The more they mature and learn thry can manuplate there surroundings the more they will test  the boundries. I DO NOT say that to mean anything negitive its just age appropiate nothing more nothing less.. 

 As for discipline you ARE by enforcing appropiate boundries and taking whatever time to see that they are followed IS discipline. OH and BTW I've been around the spanks many many times I've seen little to no diffrence in the amount of times thye STILL have to say no.
he more th

Quote:
Originally Posted by GuavaGirl View Post

That's pretty much exactly what I've always been doing.  

Except the "redirect" doesn't work like it used to.  ....and he doesn't give up easily.  ....so there's lots of repetition.  

...and it's wearing on my nerves.   ...and friends look at me like I'm crazy and insinuate that I should be disciplining him.



 

post #7 of 7

I like to say no gently if I want him to know not to do something.   I like to try to not draw a great deal of attention or weight to the thing I am not wanting him to do- so then I try to do something that will draw his attention to something new and exciting!
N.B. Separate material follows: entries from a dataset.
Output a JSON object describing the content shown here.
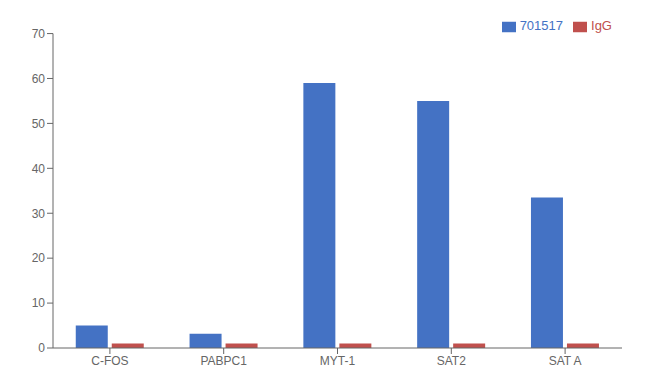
{
  "chart_data": {
    "type": "bar",
    "categories": [
      "C-FOS",
      "PABPC1",
      "MYT-1",
      "SAT2",
      "SAT A"
    ],
    "series": [
      {
        "name": "701517",
        "color": "#4472C4",
        "values": [
          5.0,
          3.2,
          59.0,
          55.0,
          33.5
        ]
      },
      {
        "name": "IgG",
        "color": "#C0504D",
        "values": [
          1.0,
          1.0,
          1.0,
          1.0,
          1.0
        ]
      }
    ],
    "ylim": [
      0,
      70
    ],
    "yticks": [
      0,
      10,
      20,
      30,
      40,
      50,
      60,
      70
    ],
    "grid": false,
    "legend": "upper right"
  }
}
If it is something that is dangerous, such as trying to put his fingers in the electric socket or fan or something, I just pick him up and move him to another place.  Other times with saying no, for various reasons, he may get upset about it and cry while I am removing him from something but he usually gets over it pretty quickly. I don't think being punitive is a good approach for teaching no- because they are just learning things for the first time!   I do think it is okay if they don't understand why you are saying no and you are knowing that you are doing it for safety or to avoid a mess, or whatever reason, and they have to just accept it.